In fact, as co-operators in what could be found to be an informal, or even tacit, arrangement to act in concert to achieve a common, though limited, objective (on Morgan's part, to rid itself of the bales, and, on Victory's, to pick up what it came for rather than to return empty-handed), Morgan and Victory may each be regarded as having had a voice in directing the conduct of the other (see Restatement, Torts 2d, § 491, Comment b; see, generally, Prosser, Joint Torts and Several Liability, 25 Cal L Rev 413). Indeed, the picture of Victory's driver and the Morgan personnel at opposite ends of the ramp irresistibly calls up a comparison with the roughly analogous positions of members on the same team in a tug-of-war or persons on opposite sides of a seesaw; what one does invariably has a direct effect on the others.

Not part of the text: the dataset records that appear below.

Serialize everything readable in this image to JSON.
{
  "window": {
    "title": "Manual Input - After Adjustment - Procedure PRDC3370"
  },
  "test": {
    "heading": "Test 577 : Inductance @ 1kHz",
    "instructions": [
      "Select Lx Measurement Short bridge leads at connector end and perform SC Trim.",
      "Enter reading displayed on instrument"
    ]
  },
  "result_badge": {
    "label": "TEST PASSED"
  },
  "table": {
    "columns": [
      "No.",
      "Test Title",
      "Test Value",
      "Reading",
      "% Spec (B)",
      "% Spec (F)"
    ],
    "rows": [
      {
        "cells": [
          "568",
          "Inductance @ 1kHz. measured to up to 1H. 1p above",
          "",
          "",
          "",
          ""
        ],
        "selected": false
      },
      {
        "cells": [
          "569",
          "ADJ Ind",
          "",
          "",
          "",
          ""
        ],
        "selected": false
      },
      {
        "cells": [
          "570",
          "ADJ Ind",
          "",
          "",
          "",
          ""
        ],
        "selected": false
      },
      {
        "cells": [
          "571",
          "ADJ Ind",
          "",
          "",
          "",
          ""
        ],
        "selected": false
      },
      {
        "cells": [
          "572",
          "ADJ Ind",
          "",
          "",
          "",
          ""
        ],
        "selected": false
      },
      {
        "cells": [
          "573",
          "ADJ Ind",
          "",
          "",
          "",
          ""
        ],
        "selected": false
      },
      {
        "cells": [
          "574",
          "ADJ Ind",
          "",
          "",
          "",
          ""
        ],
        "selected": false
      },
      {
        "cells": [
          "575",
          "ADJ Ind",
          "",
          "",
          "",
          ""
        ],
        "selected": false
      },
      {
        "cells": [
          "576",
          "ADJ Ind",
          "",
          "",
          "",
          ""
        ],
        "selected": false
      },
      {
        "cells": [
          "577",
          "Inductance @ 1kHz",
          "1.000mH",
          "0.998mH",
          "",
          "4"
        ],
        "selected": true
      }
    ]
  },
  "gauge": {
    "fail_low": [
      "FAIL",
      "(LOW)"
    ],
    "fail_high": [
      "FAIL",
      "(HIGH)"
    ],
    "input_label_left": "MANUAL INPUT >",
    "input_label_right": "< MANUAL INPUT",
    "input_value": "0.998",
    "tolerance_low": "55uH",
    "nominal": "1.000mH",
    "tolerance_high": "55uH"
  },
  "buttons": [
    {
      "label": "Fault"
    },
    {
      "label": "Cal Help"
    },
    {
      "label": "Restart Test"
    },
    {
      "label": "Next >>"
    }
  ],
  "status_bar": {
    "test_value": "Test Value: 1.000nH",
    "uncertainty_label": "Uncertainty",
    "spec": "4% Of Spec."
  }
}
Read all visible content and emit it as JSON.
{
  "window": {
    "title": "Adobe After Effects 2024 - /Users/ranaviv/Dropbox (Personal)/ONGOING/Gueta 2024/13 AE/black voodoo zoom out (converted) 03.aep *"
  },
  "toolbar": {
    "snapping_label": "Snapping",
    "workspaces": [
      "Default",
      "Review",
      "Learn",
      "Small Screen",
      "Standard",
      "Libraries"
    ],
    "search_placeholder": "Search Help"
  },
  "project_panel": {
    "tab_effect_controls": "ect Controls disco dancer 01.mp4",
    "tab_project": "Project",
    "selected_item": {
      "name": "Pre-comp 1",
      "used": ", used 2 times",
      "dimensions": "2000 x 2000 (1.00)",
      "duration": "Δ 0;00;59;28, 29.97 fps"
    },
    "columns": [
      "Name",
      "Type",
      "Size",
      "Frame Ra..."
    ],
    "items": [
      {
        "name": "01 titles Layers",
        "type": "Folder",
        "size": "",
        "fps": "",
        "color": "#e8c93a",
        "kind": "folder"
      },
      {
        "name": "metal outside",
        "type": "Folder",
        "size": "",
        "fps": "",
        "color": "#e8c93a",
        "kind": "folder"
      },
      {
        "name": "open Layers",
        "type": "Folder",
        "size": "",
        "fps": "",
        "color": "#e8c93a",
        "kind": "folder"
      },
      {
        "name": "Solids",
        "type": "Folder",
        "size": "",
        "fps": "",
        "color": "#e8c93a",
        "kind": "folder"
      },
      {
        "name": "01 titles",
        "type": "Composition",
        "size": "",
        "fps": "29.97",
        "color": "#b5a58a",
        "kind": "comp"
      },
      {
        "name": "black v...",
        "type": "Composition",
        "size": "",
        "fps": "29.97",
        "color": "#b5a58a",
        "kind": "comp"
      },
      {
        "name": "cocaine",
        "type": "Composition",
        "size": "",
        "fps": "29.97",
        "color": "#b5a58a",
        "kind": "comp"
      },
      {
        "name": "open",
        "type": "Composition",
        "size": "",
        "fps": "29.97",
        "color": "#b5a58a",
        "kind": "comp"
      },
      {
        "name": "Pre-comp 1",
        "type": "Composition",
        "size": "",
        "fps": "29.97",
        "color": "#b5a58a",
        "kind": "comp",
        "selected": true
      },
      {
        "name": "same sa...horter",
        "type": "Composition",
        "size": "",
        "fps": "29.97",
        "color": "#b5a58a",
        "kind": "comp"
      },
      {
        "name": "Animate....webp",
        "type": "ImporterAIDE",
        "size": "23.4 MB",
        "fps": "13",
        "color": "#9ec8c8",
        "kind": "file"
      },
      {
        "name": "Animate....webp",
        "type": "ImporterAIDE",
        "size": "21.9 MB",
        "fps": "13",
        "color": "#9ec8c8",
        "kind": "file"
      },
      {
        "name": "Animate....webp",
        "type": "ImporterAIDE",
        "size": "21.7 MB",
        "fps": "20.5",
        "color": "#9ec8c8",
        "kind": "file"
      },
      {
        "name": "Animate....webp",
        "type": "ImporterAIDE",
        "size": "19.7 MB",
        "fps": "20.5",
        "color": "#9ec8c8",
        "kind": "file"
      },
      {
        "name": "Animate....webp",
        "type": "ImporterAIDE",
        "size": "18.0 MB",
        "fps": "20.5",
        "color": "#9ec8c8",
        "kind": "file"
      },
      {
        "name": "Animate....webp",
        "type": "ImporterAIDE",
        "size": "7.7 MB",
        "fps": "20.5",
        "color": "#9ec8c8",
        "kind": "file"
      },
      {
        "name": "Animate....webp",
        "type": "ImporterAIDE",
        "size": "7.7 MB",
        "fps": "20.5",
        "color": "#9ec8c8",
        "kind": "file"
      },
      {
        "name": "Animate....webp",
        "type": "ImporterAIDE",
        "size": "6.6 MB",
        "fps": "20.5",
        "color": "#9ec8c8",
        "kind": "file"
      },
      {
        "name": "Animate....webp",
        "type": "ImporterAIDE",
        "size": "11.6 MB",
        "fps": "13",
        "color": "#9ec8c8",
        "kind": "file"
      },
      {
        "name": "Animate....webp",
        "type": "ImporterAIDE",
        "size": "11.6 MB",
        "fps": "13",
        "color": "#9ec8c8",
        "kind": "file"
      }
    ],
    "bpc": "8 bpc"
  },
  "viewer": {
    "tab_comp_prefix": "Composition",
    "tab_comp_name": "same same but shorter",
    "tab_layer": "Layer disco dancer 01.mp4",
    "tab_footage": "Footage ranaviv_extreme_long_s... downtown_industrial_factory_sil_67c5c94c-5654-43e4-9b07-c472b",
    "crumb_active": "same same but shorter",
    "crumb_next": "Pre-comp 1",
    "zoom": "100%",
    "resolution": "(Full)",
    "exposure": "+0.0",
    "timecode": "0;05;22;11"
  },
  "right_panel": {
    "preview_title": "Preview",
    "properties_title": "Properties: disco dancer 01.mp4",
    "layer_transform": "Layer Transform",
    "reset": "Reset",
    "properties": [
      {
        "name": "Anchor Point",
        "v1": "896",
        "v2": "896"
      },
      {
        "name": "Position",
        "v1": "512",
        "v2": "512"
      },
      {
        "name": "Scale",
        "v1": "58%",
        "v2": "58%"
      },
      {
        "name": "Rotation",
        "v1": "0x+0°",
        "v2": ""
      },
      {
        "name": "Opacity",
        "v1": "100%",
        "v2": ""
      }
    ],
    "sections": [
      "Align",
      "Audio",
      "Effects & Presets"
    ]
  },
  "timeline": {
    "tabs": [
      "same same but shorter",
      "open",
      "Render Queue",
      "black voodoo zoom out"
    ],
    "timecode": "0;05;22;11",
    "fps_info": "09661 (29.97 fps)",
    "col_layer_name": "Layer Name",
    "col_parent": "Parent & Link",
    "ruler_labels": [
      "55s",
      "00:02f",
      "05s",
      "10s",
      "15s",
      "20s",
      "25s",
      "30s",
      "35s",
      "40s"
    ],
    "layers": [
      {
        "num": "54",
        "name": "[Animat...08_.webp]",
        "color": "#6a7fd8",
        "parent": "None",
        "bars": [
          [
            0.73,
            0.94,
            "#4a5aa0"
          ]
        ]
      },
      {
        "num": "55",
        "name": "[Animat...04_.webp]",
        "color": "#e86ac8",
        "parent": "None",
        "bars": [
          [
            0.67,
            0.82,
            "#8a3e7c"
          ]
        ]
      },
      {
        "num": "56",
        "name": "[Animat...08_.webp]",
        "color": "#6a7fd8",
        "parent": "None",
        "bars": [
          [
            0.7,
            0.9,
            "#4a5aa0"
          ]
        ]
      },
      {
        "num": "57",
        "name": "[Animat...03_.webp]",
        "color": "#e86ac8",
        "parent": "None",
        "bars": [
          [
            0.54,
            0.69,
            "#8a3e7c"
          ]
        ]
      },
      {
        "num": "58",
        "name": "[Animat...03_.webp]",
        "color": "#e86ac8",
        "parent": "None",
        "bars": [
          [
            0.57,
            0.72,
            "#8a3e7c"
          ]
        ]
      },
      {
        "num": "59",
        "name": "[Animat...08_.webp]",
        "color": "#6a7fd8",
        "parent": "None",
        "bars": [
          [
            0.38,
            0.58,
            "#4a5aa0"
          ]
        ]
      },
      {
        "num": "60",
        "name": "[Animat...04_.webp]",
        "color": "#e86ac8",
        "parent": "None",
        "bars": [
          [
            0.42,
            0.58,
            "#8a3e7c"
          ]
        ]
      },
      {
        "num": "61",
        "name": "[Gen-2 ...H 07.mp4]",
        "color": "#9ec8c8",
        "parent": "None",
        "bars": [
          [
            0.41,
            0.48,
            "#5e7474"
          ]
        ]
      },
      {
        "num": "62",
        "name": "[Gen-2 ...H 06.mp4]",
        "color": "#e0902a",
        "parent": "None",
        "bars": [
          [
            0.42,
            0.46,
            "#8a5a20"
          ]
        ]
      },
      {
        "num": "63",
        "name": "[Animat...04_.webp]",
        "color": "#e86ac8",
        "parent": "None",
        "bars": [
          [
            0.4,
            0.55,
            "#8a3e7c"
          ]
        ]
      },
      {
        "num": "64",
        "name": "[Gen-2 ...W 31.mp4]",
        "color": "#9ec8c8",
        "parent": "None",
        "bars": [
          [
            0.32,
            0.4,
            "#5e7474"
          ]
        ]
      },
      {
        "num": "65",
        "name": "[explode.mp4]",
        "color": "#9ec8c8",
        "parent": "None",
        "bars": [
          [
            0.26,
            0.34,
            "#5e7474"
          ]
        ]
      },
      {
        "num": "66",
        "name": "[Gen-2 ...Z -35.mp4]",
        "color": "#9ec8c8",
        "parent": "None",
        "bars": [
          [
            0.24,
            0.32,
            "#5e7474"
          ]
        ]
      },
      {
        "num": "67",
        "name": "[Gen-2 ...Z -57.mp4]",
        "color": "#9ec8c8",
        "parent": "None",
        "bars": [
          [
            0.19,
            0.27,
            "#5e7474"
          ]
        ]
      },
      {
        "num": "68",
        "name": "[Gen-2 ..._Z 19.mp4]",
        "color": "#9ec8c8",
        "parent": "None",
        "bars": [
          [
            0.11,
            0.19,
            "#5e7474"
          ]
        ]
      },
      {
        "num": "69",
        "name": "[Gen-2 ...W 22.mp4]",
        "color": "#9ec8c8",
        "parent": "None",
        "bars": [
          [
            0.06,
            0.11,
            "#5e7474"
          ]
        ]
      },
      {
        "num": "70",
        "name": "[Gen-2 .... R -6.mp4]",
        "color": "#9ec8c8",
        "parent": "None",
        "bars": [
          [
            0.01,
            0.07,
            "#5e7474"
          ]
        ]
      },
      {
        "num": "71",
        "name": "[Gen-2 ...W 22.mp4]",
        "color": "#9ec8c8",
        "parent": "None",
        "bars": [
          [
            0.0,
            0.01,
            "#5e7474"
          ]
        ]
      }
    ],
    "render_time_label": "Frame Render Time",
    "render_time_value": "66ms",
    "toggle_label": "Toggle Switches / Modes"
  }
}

This brings us to the question as to whether defendant breached this duty by negligence on its part. It was particularly appropriate to leave this issue to the jury, not only because of the idiosyncratic nature of most tort cases (Pound, Introduction to the Philosophy of Law [rev ed, 1954], p 71), or because there was room for a difference in view as to whether Victory's conduct in the particular circumstances of this case did or did not evidence a lack of due care, but, perhaps above all, because, in the determination of issues revolving about the reasonableness of conduct, the values inherent in the jury system are rightfully believed an important instrument in the adjudicative process (see Fleming, Torts [3d ed, 1965], p 271; Weiner, Civil Jury Trial and the Law-Fact Distinction, 54 Cal L Rev 1867, 1887-1891, 1938).
Because the Appellate Division, in reversing on the law, did not find it necessary to treat with the defendant's claim that plaintiff was contributorily negligent, we make no comment on that subject except to point to the ameliorative eye the law casts on the conduct of those who act in emergencies, or, as in Broderick v Cauldwell-Wingate Co. ( 301 N.Y. 182) and Boerio v Haiss Motor Trucking Co. ( 7 A.D.2d 228), under the economic compulsion of an employer-employee relationship.
For all these reasons, the order from which this appeal is taken should be reversed and the case remitted to the Appellate Division, Third Department, for review of the facts pursuant to CPLR 5613.
We are in agreement with the unanimous conclusion of the Appellate Division that as a matter of law there was no evidence in this record to support the jury's finding of negligence. It is not enough that the accident occurred. Accordingly, we would affirm the order of the Appellate Division.
Chief Judge COOKE and Judges GABRIELLI, WACHTLER and FUCHSBERG concur; Judges JASEN and JONES dissent and vote to affirm in a memorandum; Judge MEYER taking no part.
Order reversed, with costs, and the case remitted to the Appellate Division, Third Department, for further proceedings in accordance with the opinion herein.